Man mag entspannt mit Genderdingen umgehen können, aber die entspannte Bemerkung, dass ich mich ja nicht von jemanden beraten lassen würde, der erst erklärt, DAS Männliche und DAS Weibliche gäbe es nicht, nur um es sofort darauf als Differenzierungskategorien sprachlich zu gebrauchen, hätte ich mir dann doch nicht verkneifen können. Ich hätte wenigstens durch mein Schmunzeln gecheckt, ob mein Gegenüber es genausowenig ernst nimmt wie ich. Denn wer so etwas ernst nimmt, taugt für mich rein menschlich nicht zum stillschweigenden Bündnis, egal ob er einen Schwanz hat oder eine Muschi.
(Ich habe übrigens dieselbe schlechte Meinung von Frauenratgebern.)
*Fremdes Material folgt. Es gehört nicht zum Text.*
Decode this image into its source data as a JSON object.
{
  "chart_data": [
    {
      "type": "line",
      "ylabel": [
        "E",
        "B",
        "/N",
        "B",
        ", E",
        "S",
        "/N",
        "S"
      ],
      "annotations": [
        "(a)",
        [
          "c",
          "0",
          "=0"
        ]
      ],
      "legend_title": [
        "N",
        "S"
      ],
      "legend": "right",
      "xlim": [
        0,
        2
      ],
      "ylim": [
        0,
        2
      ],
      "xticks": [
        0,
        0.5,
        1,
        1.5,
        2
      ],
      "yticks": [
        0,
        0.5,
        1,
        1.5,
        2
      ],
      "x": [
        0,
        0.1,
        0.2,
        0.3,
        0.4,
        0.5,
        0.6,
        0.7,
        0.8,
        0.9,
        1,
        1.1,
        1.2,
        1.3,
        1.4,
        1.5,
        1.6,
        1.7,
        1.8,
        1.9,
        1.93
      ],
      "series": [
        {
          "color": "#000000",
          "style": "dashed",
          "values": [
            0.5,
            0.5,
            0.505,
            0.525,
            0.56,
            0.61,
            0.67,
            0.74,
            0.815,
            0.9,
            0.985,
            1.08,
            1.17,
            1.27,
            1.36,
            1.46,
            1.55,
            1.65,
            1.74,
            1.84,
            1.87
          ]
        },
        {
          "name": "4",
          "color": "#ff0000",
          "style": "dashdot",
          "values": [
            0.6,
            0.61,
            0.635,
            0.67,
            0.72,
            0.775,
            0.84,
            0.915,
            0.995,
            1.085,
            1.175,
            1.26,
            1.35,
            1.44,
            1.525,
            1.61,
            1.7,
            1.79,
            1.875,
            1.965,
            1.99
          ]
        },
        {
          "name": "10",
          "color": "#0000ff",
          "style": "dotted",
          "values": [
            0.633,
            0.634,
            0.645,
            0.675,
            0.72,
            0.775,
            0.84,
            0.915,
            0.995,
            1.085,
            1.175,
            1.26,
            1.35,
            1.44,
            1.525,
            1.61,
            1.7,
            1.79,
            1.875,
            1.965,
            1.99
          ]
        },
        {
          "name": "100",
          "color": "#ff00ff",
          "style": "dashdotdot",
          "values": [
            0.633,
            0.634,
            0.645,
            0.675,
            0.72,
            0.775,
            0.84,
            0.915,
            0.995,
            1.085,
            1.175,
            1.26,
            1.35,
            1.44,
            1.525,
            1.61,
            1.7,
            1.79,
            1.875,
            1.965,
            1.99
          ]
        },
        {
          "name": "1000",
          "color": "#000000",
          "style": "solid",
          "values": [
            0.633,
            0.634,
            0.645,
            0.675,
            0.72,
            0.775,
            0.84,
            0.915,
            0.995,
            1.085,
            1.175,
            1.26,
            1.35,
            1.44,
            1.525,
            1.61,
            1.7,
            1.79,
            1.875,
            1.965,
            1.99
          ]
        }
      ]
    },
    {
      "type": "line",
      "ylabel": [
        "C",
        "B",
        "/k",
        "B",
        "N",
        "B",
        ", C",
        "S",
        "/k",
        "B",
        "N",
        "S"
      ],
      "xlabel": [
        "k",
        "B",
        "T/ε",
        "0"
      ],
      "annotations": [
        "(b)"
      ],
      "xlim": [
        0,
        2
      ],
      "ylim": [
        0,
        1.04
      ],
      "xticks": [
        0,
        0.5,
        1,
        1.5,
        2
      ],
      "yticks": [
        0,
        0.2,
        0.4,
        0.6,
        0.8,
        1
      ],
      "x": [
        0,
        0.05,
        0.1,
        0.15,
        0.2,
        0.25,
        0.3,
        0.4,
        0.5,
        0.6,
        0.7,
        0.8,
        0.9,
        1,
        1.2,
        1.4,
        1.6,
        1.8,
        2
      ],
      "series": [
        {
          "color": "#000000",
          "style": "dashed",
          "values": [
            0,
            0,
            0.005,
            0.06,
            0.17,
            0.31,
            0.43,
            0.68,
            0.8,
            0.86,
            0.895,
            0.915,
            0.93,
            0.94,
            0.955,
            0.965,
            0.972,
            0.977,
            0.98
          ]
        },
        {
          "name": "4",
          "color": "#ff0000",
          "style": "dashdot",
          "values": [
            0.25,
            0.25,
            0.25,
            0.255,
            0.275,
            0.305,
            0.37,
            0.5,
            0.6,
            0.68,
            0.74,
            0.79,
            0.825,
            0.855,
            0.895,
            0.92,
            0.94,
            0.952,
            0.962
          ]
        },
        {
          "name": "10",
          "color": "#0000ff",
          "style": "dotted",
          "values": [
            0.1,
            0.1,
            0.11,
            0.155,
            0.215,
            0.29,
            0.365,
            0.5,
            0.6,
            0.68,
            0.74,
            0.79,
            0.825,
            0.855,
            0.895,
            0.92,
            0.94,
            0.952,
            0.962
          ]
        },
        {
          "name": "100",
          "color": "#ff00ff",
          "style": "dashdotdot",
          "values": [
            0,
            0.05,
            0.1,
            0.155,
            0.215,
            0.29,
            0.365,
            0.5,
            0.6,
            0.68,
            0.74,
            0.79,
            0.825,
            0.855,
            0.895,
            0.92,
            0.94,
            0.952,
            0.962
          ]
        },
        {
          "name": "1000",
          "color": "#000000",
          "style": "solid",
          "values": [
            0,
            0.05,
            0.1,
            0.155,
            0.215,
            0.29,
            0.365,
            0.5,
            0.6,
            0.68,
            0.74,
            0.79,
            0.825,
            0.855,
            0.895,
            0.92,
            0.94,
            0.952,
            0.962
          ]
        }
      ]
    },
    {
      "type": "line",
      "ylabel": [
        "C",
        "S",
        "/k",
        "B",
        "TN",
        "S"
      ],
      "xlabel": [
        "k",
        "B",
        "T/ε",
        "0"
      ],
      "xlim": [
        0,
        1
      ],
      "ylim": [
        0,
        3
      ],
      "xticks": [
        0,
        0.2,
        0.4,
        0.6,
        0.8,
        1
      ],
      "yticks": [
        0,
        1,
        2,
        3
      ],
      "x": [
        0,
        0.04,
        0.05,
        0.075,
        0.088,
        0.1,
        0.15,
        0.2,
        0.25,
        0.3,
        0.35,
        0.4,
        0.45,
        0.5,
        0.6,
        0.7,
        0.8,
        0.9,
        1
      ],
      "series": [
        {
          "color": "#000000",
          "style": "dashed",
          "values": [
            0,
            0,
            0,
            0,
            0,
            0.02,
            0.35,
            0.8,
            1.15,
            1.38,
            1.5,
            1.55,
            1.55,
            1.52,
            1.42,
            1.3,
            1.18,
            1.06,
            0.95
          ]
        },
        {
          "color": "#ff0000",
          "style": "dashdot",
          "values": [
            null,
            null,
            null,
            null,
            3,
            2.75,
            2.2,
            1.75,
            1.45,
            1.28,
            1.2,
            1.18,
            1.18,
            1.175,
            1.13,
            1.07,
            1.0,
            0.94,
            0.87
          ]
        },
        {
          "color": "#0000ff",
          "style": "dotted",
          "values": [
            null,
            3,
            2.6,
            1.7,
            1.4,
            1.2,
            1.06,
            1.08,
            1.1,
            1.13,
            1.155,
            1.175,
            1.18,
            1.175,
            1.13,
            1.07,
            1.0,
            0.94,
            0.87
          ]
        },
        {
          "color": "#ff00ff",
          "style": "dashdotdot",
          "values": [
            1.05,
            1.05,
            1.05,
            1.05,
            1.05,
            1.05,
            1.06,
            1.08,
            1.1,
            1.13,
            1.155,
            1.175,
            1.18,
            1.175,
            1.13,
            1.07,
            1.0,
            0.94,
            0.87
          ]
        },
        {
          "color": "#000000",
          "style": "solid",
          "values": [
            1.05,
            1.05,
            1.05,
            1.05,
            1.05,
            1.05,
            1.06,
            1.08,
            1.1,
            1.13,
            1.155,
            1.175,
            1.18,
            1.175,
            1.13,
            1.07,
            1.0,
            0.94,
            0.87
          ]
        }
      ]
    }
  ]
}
Danke für Deine Gedanken. Ja, solche Bücher sind für manche hilfreich, z.B. wenn sie sich überhaupt erst neu mit der Thematik beschäftigen, und für manche schon unnötig. Wir sind ja alle dabei uns weiter zu entwickeln, jeder in der eigenen Geschwindigkeit. Gut, dass es immer mehr werden, die so reflektiert an das Thema herangehen. Ob dazu nun ein Buch genutzt wird, oder die Gedanken einfach so reifen, ist am Ende egal. Solange Toleranz, Offenheit und Mitgefühl jedem Andersdenkenden entgegen gebracht werden, können wir uns über einen konstruktiven Austausch freuen, der uns allen gemeinsam nutzt.